Blendkit2012 week 5: big picture thinking

The final week of Blendkit2012 is upon us, and this week’s focus is on “quality assurance” related to the blended course. In other words, what strategies can I use to make sure my blended course is as effective as it can be? Who can I ask for feedback and when? These are the kinds of questions the reading pondered, and they are questions that apply to any kind of teaching in any modality. With a blended course, of course, the addition of technological concerns and online instruction adds another layer to the concerns instructors have in face-to-face settings. With all that in mind, here are some of my musings for the week.

“Good” is the worst word in the English language

When I discuss peer response and offering feedback to classmates in my composition courses, I often start with the sentence above. “Good” and “bad” are so overused to describe so many different things, they have become empty expressions. When it comes to providing feedback, you can start with the idea of “good” and “bad,” but the focus has to be on describing why you, as the person providing feedback, feel that something is good or bad. In other words, useful feedback focuses on why the responder feels the way he or she does, rather than labeling something as good or bad, positive or negative. The “Blended Course Quality” section of the reading resonated with me for these reasons.

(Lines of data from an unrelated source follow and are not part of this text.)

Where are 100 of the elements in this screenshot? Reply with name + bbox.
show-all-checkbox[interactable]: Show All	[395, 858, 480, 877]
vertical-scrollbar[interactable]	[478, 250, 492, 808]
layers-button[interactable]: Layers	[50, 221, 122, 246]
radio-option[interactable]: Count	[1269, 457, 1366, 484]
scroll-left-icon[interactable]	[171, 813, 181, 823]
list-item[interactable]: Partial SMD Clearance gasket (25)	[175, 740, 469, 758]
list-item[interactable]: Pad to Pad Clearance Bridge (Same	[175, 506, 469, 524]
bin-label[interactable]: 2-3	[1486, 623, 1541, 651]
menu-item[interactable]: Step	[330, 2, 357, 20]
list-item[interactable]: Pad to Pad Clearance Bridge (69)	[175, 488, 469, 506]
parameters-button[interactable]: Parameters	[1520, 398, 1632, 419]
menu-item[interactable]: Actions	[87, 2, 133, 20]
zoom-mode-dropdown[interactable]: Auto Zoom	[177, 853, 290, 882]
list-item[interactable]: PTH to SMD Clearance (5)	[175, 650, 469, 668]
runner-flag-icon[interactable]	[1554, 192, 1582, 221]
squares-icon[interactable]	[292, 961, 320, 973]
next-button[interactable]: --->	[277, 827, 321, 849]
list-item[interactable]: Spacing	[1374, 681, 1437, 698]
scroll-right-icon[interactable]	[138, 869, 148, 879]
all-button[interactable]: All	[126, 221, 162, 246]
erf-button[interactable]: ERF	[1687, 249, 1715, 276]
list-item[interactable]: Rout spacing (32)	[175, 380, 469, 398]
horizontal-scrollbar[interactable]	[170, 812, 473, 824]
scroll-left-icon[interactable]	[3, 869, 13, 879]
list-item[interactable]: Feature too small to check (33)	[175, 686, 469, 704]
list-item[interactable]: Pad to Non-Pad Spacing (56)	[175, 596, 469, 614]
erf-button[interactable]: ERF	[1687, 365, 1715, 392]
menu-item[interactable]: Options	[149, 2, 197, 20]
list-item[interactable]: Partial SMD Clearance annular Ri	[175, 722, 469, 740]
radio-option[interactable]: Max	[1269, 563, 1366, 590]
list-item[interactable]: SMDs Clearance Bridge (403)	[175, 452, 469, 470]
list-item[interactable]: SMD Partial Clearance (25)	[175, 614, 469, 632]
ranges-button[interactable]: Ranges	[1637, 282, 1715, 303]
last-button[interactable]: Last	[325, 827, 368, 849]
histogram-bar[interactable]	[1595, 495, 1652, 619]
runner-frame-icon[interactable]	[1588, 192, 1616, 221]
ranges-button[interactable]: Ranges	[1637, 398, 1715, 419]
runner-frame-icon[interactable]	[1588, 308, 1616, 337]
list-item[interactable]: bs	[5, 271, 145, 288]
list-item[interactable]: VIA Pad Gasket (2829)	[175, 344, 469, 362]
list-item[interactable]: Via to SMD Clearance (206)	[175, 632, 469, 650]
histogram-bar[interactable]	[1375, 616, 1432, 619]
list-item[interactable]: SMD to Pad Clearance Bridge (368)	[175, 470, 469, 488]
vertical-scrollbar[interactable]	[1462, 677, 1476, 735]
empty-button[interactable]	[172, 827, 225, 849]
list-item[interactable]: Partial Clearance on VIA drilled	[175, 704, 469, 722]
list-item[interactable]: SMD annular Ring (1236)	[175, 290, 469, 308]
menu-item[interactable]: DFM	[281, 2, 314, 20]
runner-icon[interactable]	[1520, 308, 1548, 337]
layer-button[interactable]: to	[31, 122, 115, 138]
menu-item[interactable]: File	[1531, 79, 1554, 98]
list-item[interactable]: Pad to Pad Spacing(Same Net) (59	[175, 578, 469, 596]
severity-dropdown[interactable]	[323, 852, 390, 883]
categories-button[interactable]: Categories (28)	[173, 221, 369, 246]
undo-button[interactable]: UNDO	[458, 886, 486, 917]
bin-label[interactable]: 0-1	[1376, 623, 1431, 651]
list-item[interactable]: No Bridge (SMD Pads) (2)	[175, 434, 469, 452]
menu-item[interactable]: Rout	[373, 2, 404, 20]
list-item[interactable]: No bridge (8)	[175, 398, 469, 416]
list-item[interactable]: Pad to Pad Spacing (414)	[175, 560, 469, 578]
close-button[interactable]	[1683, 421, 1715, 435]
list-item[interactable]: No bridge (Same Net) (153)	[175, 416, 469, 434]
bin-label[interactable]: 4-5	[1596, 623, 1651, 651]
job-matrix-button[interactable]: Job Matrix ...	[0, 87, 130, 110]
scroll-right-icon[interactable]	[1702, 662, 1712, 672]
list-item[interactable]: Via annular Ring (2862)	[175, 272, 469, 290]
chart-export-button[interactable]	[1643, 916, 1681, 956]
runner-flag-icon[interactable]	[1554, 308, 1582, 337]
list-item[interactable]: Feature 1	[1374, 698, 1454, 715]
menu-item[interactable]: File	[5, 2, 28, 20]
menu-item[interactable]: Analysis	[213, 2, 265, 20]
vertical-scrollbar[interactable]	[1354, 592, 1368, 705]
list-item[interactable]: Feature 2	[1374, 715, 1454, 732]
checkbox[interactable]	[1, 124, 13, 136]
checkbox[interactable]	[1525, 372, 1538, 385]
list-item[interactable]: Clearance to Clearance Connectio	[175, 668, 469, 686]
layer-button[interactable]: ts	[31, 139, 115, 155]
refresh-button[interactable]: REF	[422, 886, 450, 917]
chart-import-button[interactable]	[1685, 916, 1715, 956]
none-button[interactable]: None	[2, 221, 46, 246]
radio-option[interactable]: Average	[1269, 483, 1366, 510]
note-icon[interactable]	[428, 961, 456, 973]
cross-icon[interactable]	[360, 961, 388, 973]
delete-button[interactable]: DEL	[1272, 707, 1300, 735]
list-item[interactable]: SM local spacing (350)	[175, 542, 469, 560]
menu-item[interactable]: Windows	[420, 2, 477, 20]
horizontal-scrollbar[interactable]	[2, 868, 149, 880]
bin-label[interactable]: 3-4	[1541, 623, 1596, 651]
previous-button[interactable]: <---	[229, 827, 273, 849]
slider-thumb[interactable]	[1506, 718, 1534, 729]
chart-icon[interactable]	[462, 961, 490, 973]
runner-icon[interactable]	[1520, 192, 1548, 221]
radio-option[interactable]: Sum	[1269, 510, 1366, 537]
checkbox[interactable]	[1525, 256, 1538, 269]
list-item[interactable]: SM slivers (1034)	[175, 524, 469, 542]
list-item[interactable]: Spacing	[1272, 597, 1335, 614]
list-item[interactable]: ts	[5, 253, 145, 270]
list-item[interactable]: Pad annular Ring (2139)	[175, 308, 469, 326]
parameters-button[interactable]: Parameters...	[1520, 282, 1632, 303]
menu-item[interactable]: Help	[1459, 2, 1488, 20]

It’s all about the rhetoric

I know I’ve brought up rhetoric and rhetorical choices in other Blendkit-related posts (I’m a rhetorician; it’s what I do), but the discussion of course standards in this week’s reading really struck me. The reading discusses the benefits and drawbacks of using checklists/rubrics/etc. to assess whether a course is “good” or “bad.” While it’s important to strive for quality, trying to impose the same set of standards to courses (and instructors) across disciplines and/or campuses is an impossible (and unreasonable) task. As the reading points out, having a core set of standards can help individual instructors recognize what they’re doing well and what they could improve in their courses, but standards can sometimes be used blindly to the point of becoming unforgiving, uncompromising measures. In reality, just like everything else, course assessment must be rhetorical–you have to consider how you position yourself as instructor, who your audience(s) is/are for the results of your assessment(s), and what your purposes/goals are for collecting assessment data. It’s the rhetorical triangle at play. What’s more, there needs to be a certain flexibility, in rhetorical terms what we call kairos–assessment tools cannot become so rigid as to lead to impossible standards, nor can they be ignored. Instead, we must constantly adjust our standards based on the needs of students, the needs of our departments, the needs of our institutions, and the needs of ourselves as instructors. Much like the actual teaching of the course, the assessment of a course’s success is an ongoing conversation–a dialogue rather than a mandate.